Foto: Taiwan News
Indosuara -- Perpustakaan Nasional Taiwan menerima pekerjaan untuk merestorasi Alquran versi tulisan tangan berusia 500 tahun. Teks kuno itu diberikan kepada Yayasan Kemanusiaan Buddha Tzu Chi, Master Cheng Yen (證嚴) oleh seorang relawan Tzu Chi Turki, Faisal Hu (胡光中), lebih dari dua tahun lalu. Demikian laporan CNA yang Indosuara kutip dari Taiwan News.
Hsu Mei-wen (徐美文), seorang pemulih buku di “Rumah Sakit Buku Taiwan“ Perpustakaan Nasional Taiwan, dipercaya untuk melakukan pekerjaan itu. Dengan pengalaman selama 15 tahun, Hsu dengan cepat mengabdikan dirinya untuk menyerap pelajaran dan ajaran buku tersebut.
Ketika Master Cheng menerima buku itu, kumbang-kumbang rokok memakan halaman-halamannya. Langkah pertama perbaikan adalah menggunakan cacing hipoksia untuk menghilangkan serangga.
Setelah diselidiki lebih dekat, ditemukan juga bahwa Quran ini disalin dengan tangan oleh empat orang yang berbeda dengan menggunakan tinta yang berbeda. Ini berisi 75 bab dan diselesaikan antara abad ke-15 dan ke-16.

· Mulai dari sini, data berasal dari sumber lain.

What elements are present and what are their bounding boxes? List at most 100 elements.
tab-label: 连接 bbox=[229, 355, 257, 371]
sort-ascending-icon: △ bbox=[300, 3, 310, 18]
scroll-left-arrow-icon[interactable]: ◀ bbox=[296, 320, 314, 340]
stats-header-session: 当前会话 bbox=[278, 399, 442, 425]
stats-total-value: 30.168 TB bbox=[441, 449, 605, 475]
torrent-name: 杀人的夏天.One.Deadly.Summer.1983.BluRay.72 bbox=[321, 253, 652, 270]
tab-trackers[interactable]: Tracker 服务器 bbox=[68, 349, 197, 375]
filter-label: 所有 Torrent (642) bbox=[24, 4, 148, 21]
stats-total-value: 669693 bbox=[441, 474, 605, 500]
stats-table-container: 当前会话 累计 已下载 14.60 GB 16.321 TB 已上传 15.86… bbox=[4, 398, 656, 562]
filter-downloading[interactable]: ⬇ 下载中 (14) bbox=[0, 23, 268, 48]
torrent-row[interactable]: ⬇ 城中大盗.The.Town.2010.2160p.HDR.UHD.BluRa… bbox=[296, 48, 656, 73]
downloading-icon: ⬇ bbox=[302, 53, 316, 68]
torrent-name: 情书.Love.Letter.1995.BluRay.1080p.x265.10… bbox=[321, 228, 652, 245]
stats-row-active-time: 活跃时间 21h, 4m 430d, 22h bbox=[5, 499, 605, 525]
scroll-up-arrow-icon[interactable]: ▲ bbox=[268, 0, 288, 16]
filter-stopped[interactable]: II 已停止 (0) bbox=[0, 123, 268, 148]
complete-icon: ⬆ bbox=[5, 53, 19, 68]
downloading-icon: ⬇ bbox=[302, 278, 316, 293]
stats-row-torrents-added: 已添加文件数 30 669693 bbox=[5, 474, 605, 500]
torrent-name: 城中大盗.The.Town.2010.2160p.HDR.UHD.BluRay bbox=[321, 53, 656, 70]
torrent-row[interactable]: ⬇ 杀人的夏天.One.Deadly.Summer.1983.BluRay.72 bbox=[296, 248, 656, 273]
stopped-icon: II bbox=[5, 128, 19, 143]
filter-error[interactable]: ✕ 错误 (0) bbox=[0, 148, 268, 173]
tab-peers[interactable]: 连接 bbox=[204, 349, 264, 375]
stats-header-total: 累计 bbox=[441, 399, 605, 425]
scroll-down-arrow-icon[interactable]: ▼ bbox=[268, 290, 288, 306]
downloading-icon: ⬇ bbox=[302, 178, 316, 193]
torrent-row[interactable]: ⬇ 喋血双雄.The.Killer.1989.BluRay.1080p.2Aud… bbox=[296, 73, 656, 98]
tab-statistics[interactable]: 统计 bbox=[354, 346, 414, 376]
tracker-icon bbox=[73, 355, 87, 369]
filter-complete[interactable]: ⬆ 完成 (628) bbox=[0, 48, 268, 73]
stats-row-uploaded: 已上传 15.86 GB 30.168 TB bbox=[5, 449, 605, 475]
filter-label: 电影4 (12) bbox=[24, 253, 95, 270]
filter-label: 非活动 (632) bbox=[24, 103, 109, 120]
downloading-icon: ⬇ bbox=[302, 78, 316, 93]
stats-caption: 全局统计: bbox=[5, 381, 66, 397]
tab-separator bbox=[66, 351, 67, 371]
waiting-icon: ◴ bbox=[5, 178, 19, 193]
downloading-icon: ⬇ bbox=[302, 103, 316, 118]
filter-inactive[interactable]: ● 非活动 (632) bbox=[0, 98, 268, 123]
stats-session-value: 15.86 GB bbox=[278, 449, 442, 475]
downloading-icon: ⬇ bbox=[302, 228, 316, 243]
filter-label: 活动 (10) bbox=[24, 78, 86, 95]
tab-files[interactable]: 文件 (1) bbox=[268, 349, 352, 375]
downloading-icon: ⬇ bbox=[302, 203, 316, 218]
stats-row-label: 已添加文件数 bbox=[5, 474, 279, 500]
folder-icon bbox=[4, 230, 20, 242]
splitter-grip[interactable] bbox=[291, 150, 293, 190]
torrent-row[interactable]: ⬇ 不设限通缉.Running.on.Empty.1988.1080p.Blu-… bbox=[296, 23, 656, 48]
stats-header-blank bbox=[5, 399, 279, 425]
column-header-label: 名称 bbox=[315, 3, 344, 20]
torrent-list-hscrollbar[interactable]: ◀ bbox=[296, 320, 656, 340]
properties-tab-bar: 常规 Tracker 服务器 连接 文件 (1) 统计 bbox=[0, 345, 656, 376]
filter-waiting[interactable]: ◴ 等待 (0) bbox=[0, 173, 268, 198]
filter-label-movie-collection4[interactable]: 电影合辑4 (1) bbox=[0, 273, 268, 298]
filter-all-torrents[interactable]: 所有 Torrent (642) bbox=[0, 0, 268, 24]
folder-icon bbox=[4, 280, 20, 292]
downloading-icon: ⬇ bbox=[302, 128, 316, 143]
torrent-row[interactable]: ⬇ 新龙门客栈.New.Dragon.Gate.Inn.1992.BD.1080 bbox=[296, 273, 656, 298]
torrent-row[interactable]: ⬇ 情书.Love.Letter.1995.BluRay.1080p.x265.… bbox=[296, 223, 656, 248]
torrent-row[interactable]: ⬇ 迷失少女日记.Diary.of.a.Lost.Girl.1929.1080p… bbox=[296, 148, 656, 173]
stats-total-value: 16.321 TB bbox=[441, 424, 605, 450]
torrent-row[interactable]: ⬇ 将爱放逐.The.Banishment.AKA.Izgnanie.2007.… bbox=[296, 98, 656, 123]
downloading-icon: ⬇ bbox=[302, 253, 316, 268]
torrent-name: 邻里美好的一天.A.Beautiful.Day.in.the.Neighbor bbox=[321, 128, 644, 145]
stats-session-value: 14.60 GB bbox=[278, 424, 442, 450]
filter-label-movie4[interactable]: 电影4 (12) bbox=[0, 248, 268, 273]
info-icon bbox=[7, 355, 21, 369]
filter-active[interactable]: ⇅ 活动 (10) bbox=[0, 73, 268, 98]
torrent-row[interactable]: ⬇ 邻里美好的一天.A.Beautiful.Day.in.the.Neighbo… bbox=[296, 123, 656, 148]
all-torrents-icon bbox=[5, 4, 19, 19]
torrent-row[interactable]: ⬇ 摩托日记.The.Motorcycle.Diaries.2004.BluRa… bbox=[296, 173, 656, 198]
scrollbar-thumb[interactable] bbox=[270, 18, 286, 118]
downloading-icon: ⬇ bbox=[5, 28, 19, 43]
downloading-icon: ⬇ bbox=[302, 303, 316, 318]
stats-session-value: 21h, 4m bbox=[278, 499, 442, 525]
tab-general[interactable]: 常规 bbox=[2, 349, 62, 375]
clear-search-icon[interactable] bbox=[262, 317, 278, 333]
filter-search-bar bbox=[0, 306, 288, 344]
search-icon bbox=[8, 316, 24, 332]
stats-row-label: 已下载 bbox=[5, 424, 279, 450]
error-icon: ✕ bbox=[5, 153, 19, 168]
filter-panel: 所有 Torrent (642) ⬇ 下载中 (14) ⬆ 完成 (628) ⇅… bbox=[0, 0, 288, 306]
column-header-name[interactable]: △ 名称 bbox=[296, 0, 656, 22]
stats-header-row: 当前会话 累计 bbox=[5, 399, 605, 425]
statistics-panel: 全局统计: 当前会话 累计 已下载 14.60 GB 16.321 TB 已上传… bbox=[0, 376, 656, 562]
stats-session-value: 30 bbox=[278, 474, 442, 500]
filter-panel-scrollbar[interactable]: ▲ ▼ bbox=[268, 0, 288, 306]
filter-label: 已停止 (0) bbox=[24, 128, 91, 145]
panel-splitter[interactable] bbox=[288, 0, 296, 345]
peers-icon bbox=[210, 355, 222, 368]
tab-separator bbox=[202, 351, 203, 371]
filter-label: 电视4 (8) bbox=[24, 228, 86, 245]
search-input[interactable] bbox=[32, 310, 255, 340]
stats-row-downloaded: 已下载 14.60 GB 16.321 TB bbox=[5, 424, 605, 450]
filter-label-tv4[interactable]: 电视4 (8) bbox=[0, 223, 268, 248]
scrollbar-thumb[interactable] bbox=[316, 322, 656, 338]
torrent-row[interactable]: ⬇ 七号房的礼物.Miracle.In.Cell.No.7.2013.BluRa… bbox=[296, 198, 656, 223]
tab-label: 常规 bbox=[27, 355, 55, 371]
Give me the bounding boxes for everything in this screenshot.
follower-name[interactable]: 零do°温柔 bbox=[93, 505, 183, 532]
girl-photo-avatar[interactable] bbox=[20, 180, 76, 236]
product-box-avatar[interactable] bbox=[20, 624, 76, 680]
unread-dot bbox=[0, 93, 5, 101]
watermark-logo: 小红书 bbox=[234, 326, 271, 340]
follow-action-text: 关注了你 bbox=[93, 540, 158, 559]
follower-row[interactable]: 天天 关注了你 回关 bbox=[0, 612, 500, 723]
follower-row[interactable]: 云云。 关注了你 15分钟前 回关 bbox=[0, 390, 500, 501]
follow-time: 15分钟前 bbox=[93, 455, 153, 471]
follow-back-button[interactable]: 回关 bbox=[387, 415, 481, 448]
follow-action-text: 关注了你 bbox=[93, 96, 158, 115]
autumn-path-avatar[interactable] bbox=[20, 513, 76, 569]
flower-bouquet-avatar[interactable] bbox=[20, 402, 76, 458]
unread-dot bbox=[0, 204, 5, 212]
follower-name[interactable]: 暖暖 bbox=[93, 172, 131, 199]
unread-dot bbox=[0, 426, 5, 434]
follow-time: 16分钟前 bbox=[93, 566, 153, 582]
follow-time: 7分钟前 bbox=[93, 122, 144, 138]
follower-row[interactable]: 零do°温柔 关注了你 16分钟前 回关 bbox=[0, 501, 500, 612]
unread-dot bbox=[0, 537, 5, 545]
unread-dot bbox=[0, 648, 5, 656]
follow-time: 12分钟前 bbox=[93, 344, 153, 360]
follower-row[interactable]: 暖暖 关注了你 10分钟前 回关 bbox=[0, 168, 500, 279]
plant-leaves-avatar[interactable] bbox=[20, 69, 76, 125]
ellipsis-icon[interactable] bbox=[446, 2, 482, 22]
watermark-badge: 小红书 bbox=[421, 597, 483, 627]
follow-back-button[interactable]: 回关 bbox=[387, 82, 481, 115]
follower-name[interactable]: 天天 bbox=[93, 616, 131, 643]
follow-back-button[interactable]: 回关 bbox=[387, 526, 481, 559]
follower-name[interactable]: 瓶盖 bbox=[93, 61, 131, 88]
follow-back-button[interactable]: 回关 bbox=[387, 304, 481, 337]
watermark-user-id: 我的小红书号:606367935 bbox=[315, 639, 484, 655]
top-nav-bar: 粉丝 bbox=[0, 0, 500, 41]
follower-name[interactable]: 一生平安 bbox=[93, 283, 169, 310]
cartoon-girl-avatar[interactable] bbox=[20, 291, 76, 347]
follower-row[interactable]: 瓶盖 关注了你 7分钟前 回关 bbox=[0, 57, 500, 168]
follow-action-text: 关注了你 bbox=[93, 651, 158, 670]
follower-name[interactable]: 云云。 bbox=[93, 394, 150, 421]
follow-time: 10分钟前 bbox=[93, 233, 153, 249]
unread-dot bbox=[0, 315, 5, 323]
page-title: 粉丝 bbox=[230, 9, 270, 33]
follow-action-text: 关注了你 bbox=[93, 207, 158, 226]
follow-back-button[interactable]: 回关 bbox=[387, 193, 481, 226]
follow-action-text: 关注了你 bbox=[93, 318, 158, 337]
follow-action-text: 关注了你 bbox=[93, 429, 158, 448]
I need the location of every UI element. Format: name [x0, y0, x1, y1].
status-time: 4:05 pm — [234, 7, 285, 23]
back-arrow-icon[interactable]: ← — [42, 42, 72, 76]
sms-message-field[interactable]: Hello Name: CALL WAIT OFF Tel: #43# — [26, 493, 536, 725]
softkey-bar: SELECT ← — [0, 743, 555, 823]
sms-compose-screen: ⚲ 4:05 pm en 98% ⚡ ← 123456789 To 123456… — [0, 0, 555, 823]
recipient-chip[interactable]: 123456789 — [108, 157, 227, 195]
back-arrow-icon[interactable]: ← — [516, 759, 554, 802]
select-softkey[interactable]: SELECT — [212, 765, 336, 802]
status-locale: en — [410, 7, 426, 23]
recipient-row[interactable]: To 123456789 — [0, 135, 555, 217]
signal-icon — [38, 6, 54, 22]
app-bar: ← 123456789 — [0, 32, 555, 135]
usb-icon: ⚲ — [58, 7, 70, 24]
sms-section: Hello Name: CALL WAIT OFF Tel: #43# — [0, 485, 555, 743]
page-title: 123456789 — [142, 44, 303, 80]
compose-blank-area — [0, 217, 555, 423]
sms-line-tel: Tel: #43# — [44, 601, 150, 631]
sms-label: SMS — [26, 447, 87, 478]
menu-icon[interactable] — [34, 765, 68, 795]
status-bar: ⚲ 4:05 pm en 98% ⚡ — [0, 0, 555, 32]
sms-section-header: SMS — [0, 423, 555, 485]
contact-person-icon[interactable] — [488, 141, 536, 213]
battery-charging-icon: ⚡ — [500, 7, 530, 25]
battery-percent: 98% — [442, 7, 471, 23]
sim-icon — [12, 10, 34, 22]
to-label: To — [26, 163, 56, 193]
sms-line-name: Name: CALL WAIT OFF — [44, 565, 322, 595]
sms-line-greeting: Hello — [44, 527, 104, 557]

Untuk mengembalikan teks kuno ini dan melestarikan sifat antiknya, Hsu menghabiskan waktu delapan bulan untuk menemukan serat linen. Dia bisa mendapatkan kertas identik dari gudang yang kemudian diwarnai dengan pigmen mineral untuk menciptakan tampilan serupa. Selanjutnya, kertas tengu Jepang yang sangat tipis diaplikasikan pada halaman yang rusak.
Hsu bekerja dengan tekun dalam tugas yang menyita waktu ini, membutuhkan waktu hingga setengah hari untuk memperbaiki hanya satu halaman. Dengan hanya sampul buku dan penjilidan yang belum selesai, Hsu yakin perbaikan akan selesai pada akhir April.